L’affaire Pescanova est de plus en plus nébuleuse. Les investisseurs devront passer entre les mailles du filet. (Photo: Licence CC)

L’affaire Pescanova est de plus en plus nébuleuse. Les investisseurs devront passer entre les mailles du filet. (Photo: Licence CC)

De la Galice à Luxembourg, l’affaire Pescanova continue de faire des vagues. Pour rappel, le géant ibérique, présent sur toute la filière «mer» de la pêche au conditionnement de produits frais et surgelés, fait partie du portefeuille de la société luxembourgeoise Luxempart, qui se trouve donc exposée dans l’aventure. Et essaie de limiter la casse.

Le conseil d'administration de Pescanova s'est officiellement déclaré en cessation de paiement, depuis vendredi dernier. Il ne lui semble «pas possible de parvenir, à court terme, à un accord avec les créanciers de la société», alors que «sa situation financière présente un risque de détérioration». La procédure de préfaillite est enclenchée. Et il faut à présent déterminer le poids réel d’une dette abyssale, qui a manifestement été masquée durant une longue période. 

Changement de réviseur

Le conseil d’administration de la société galicienne a révoqué le vérificateur des comptes, BDO Auditores S.L. Luxempart, lors de la publication de ses résultats 2012, indiquait: «BDO, le réviseur de la société depuis plus de 10 ans, a été mandaté par la CNMV (ndlr: la Commission nationale du marché de valeurs, l'autorité espagnole des marchés financiers) pour analyser en détail les comptes de la société et de remettre un rapport sur la situation de Pescanova d’ici le début du mois d’avril», écrivait Luxempart le 28 mars dernier. Il était prévu qu’un CA extraordinaire prenne connaissance du rapport de BDO, «pour examiner et valider la nouvelle version des comptes 2012». Mais, selon la presse espagnole, l’auditeur des comptes a refusé de les signer, car plusieurs centaines de millions d'euros de dettes pourraient avoir été cachées par le biais d'opérations entre les filiales de Pescanova.

La dette «officielle» de Pescanova s'élevait, au 3e trimestre 2012 à 1,5 milliard d'euros. Mais, selon la presse économique ibérique, elle pourrait en réalité être de 2,7 milliards d'euros... En tout cas, Pescanova, en accord avec la CNMV, demande un commissaire aux comptes judiciaire, nommé parmi les principaux cabinets d’audit, pour réexaminer les états financiers de l’année dernière.

Dégringolade boursière

L’autorité des marchés espagnols a donné, vendredi, un nouveau délai de cinq jours. En attendant, la valeur du groupe en Bourse, dont la cotation à Madrid a été suspendue, a chuté de plus de 60% en un mois.
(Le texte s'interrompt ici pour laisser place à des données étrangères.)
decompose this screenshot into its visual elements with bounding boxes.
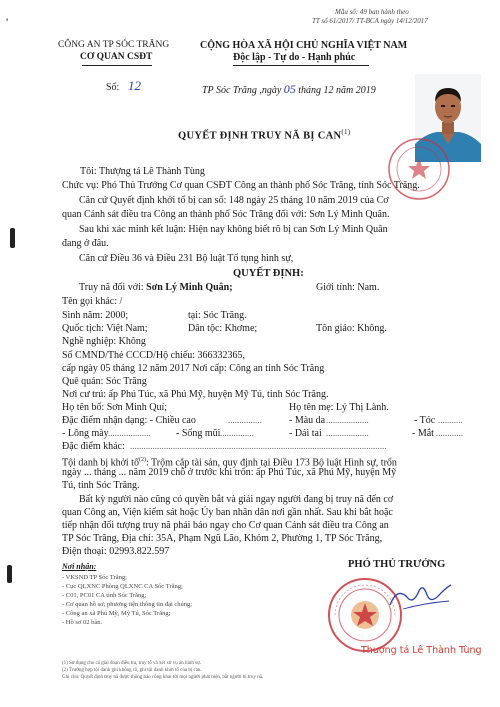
recipient-item: - VKSND TP Sóc Trăng; <box>62 574 127 581</box>
birth-year: Sinh năm: 2000; <box>62 310 129 321</box>
recipients-label: Nơi nhận: <box>62 562 97 571</box>
occupation: Nghề nghiệp: Không <box>62 336 146 347</box>
number-label: Số: <box>106 82 120 93</box>
hometown: Quê quán: Sóc Trăng <box>62 376 147 387</box>
photo-stamp <box>384 134 454 209</box>
crime-line-2: ngày ... tháng ... năm 2019 chỗ ở trước khi trốn: ấp Phú Túc, xã Phú Mỹ, huyện Mỹ <box>62 467 397 478</box>
title-footnote-ref: (1) <box>341 128 351 136</box>
dots: ........... <box>438 415 463 425</box>
footnotes <box>62 660 263 681</box>
crime-label: Tội danh bị khởi tố <box>62 457 139 469</box>
father: Họ tên bố: Sơn Minh Quí; <box>62 402 168 413</box>
signature <box>385 575 455 620</box>
position-line: Chức vụ: Phó Thủ Trưởng Cơ quan CSĐT Công an thành phố Sóc Trăng, tỉnh Sóc Trăng. <box>62 180 420 191</box>
motto: Độc lập - Tự do - Hạnh phúc <box>233 52 356 63</box>
call-line-3: tiếp nhận đối tượng truy nã phải báo ngay cho Cơ quan Cảnh sát điều tra Công an <box>62 520 389 531</box>
residence: Nơi cư trú: ấp Phú Túc, xã Phú Mỹ, huyện Mỹ Tú, tỉnh Sóc Trăng. <box>62 389 329 400</box>
recipient-item: - Hồ sơ 02 bản. <box>62 619 103 626</box>
crime-text: : Trộm cắp tài sản, quy định tại Điều 173 Bộ luật Hình sự, trốn <box>145 457 397 469</box>
id-issue: cấp ngày 05 tháng 12 năm 2017 Nơi cấp: Công an tỉnh Sóc Trăng <box>62 363 325 374</box>
signer-name: Thượng tá Lê Thành Tùng <box>361 645 482 656</box>
religion: Tôn giáo: Không. <box>316 323 387 334</box>
eye: - Mắt <box>412 428 434 439</box>
mother: Họ tên mẹ: Lý Thị Lành. <box>289 402 389 413</box>
id-number: Số CMND/Thẻ CCCD/Hộ chiếu: 366332365, <box>62 350 246 361</box>
margin-tick: ' <box>6 15 9 29</box>
document-title <box>178 128 350 142</box>
basis-1b: quan Cảnh sát điều tra Công an thành phố Sóc Trăng đối với: Sơn Lý Minh Quân. <box>62 209 390 220</box>
signer-role: PHÓ THỦ TRƯỞNG <box>348 559 446 570</box>
dots: ................... <box>108 428 151 438</box>
date-suffix: tháng 12 năm 2019 <box>298 85 376 96</box>
special-traits: Đặc điểm khác: <box>62 441 125 452</box>
place-date-prefix: TP Sóc Trăng ,ngày <box>202 85 282 96</box>
place-date <box>202 82 376 97</box>
recipient-item: - Cục QLXNC Phòng QLXNC CA Sóc Trăng; <box>62 583 183 590</box>
nationality: Quốc tịch: Việt Nam; <box>62 323 148 334</box>
id-traits: Đặc điểm nhận dạng: - Chiều cao <box>62 415 196 426</box>
basis-1a: Căn cứ Quyết định khởi tố bị can số: 148 ngày 25 tháng 10 năm 2019 của Cơ <box>79 195 389 206</box>
nation-name: CỘNG HÒA XÃ HỘI CHỦ NGHĨA VIỆT NAM <box>200 40 408 51</box>
skin: - Màu da <box>289 415 326 426</box>
date-day: 05 <box>283 82 296 96</box>
ethnicity: Dân tộc: Khơme; <box>188 323 258 334</box>
wanted-name: Sơn Lý Minh Quân; <box>146 282 233 293</box>
footnote: (1) Sử dụng cho cả giai đoạn điều tra, truy tố và xét xử vụ án hình sự. <box>62 661 202 666</box>
recipient-item: - Công an xã Phú Mỹ, Mỹ Tú, Sóc Trăng; <box>62 610 171 617</box>
call-line-2: quan Công an, Viện kiểm sát hoặc Ủy ban nhân dân nơi gần nhất. Sau khi bắt hoặc <box>62 507 393 518</box>
decide-heading: QUYẾT ĐỊNH: <box>233 268 304 279</box>
birth-place: tại: Sóc Trăng. <box>188 310 247 321</box>
hair: - Tóc <box>414 415 436 426</box>
basis-3: Căn cứ Điều 36 và Điều 231 Bộ luật Tố tụng hình sự, <box>79 253 294 264</box>
dots: ............... <box>220 428 254 438</box>
form-note-1: Mẫu số: 49 ban hành theo <box>335 8 409 16</box>
wanted-label: Truy nã đối với: <box>79 282 147 293</box>
agency-name: CÔNG AN TP SÓC TRĂNG <box>58 40 170 50</box>
basis-2a: Sau khi xác minh kết luận: Hiện nay không biết rõ bị can Sơn Lý Minh Quân <box>79 224 388 235</box>
recipient-item: - C01, PC01 CA tỉnh Sóc Trăng; <box>62 592 147 599</box>
footnote: Ghi chú: Quyết định truy nã được thông báo công khai tới mọi người phát hiện, bắt người bị truy nã. <box>62 675 264 680</box>
crime-footnote-ref: (2) <box>138 457 146 463</box>
recipient-item: - Cơ quan hồ sơ; phương tiện thông tin đại chúng; <box>62 601 193 608</box>
ear: - Dái tai <box>289 428 322 439</box>
crime-line-3: Tú, tỉnh Sóc Trăng. <box>62 480 140 491</box>
recipients-list <box>62 573 192 627</box>
dots: ................... <box>326 428 369 438</box>
signatory-line: Tôi: Thượng tá Lê Thành Tùng <box>80 166 205 177</box>
dots: ............ <box>436 428 463 438</box>
form-note-2: TT số 61/2017/ TT-BCA ngày 14/12/2017 <box>312 17 428 25</box>
call-line-4: TP Sóc Trăng, Địa chỉ: 35A, Phạm Ngũ Lão, Khóm 2, Phường 1, TP Sóc Trăng, <box>62 533 383 544</box>
gender: Giới tính: Nam. <box>316 282 380 293</box>
footnote: (2) Trường hợp tội danh ghi không rõ, ghi tội danh khởi tố của bị can. <box>62 668 202 673</box>
unit-underline <box>82 65 152 66</box>
dots: ............... <box>228 415 262 425</box>
nose: - Sống mũi <box>176 428 221 439</box>
title-text: QUYẾT ĐỊNH TRUY NÃ BỊ CAN <box>178 130 342 142</box>
call-line-1: Bất kỳ người nào cũng có quyền bắt và giải ngay người đang bị truy nã đến cơ <box>79 494 394 505</box>
wanted-line <box>79 282 233 294</box>
eyebrow: - Lông mày <box>62 428 109 439</box>
other-name: Tên gọi khác: / <box>62 296 123 307</box>
number-value: 12 <box>128 78 141 93</box>
dots: ................... <box>326 415 369 425</box>
margin-tick <box>10 228 15 248</box>
unit-name: CƠ QUAN CSĐT <box>80 52 153 62</box>
basis-2b: đang ở đâu. <box>62 238 109 249</box>
margin-tick <box>7 565 12 583</box>
call-line-5: Điện thoại: 02993.822.597 <box>62 546 170 557</box>
dots: .................................................................................................................. <box>130 441 387 451</box>
motto-underline <box>233 65 369 66</box>
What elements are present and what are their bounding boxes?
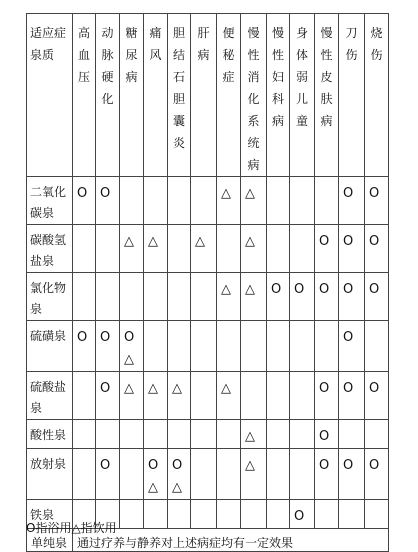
bath-use-mark: O xyxy=(369,234,380,249)
indication-cell xyxy=(191,273,217,321)
column-header xyxy=(290,14,315,177)
indication-cell xyxy=(191,500,217,529)
indication-cell xyxy=(290,420,315,449)
indication-cell xyxy=(365,420,389,449)
column-header-label: 便秘症 xyxy=(222,26,235,84)
table-row xyxy=(27,177,389,225)
indication-cell xyxy=(267,420,290,449)
simple-spring-effect-note: 通过疗养与静养对上述病症均有一定效果 xyxy=(73,529,389,552)
indication-cell xyxy=(96,372,120,420)
drink-use-mark: △ xyxy=(245,234,255,249)
column-header-label: 痛风 xyxy=(149,26,162,62)
spring-type-label: 碳酸氢盐泉 xyxy=(27,225,73,273)
indication-cell xyxy=(241,449,267,500)
indication-cell xyxy=(120,225,144,273)
indication-cell xyxy=(168,372,191,420)
indication-cell xyxy=(315,225,339,273)
indication-cell xyxy=(217,321,241,372)
indication-cell xyxy=(144,500,168,529)
spring-type-label: 二氧化碳泉 xyxy=(27,177,73,225)
indication-cell xyxy=(96,273,120,321)
indication-cell xyxy=(267,177,290,225)
indication-cell xyxy=(96,177,120,225)
indication-cell xyxy=(339,372,365,420)
indication-cell xyxy=(168,321,191,372)
indication-cell xyxy=(365,225,389,273)
indication-cell xyxy=(315,420,339,449)
column-header-label: 刀伤 xyxy=(345,26,358,62)
indication-cell xyxy=(168,225,191,273)
bath-use-mark: O xyxy=(77,186,88,201)
column-header xyxy=(241,14,267,177)
column-header-label: 高血压 xyxy=(77,26,90,84)
bath-use-mark: O xyxy=(294,282,305,297)
indication-cell xyxy=(290,372,315,420)
drink-use-mark: △ xyxy=(245,429,255,444)
indication-cell xyxy=(217,372,241,420)
column-header xyxy=(73,14,96,177)
drink-use-mark: △ xyxy=(245,458,255,473)
table-row xyxy=(27,420,389,449)
bath-use-mark: O xyxy=(172,458,183,473)
indication-cell xyxy=(73,273,96,321)
indication-cell xyxy=(144,420,168,449)
drink-use-mark: △ xyxy=(195,234,205,249)
column-header xyxy=(365,14,389,177)
column-header xyxy=(267,14,290,177)
indication-cell xyxy=(96,225,120,273)
indication-cell xyxy=(191,420,217,449)
bath-use-mark: O xyxy=(369,458,380,473)
indication-cell xyxy=(120,372,144,420)
indication-cell xyxy=(315,273,339,321)
indication-cell xyxy=(168,420,191,449)
drink-use-mark: △ xyxy=(148,381,158,396)
bath-use-mark: O xyxy=(319,458,330,473)
bath-use-mark: O xyxy=(100,186,111,201)
indication-cell xyxy=(168,273,191,321)
header-corner-label: 适应症泉质 xyxy=(27,14,73,177)
column-header xyxy=(96,14,120,177)
indication-cell xyxy=(144,225,168,273)
indication-cell xyxy=(96,420,120,449)
bath-use-mark: O xyxy=(148,458,159,473)
indication-cell xyxy=(267,273,290,321)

Luxempart, qui n’a pas encore réagi aux derniers éléments du dossier (personne n'a pu y être joint ce lundi matin), est évidemment plongée dans le doute. La société de participations luxembourgeoise a été exposée jusqu’à quelque 56 millions d’euros, avant de réduire la voilure. En juillet 2011, Luxempart avait acquis une participation de 5,1% dans Pescanova, pour 29,76 millions d’euros. La participation avait été portée à 5,83% suite à une augmentation de capital souscrite l’été dernier, pour 9 millions d’euros. Luxempart avait aussi souscrit à une émission d’obligations convertibles de la société pour un montant de 17 millions d’euros (les obligations assurant un rendement de 8,75% sur sept ans).

Mise à zéro

Luxempart, fin février dernier, avait contribué au «halte-là», en refusant, conjointement aux représentants du groupe Damm (société espagnole qui détient 6,2% dans Pescanova), d’arrêter les comptes 2012. La procédure, qui a conduit notamment à la suspension du titre, a mené Luxempart «à passer une dévaluation (impairment) correspondant à une mise à zéro de la participation et une forte réduction de valeur sur les obligations convertibles avec un impact sur le résultat consolidé de 48,22 millions», expliquait Luxempart fin mars dernier. «L’impact sur les obligations convertibles a pu être réduit de 4 millions d’euros, suite à une cession le 7 mars 2013, pour 5 millions d’euros en valeur faciale.»

Il reste à attendre les derniers décomptes en provenance d’Espagne, pour savoir si le dépôt de bilan de Pescanova aura lieu ou si un improbable sauvetage peut être entrepris. Alors seulement, l’investisseur luxembourgeois pourra mesurer l’impact de l’affaire. 

Sans pouvoir formellement établir un lien de cause à effet, on peut toutefois observer que, ce lundi, l'action Luxempart à la Bourse de Luxembourg accusait une baisse de -3,21%. Quant au titre Foyer, gros actionnaire de Luxempart (dont l'administrateur délégué, François Tesch, est aussi CEO de Foyer), il perdait 1,95%.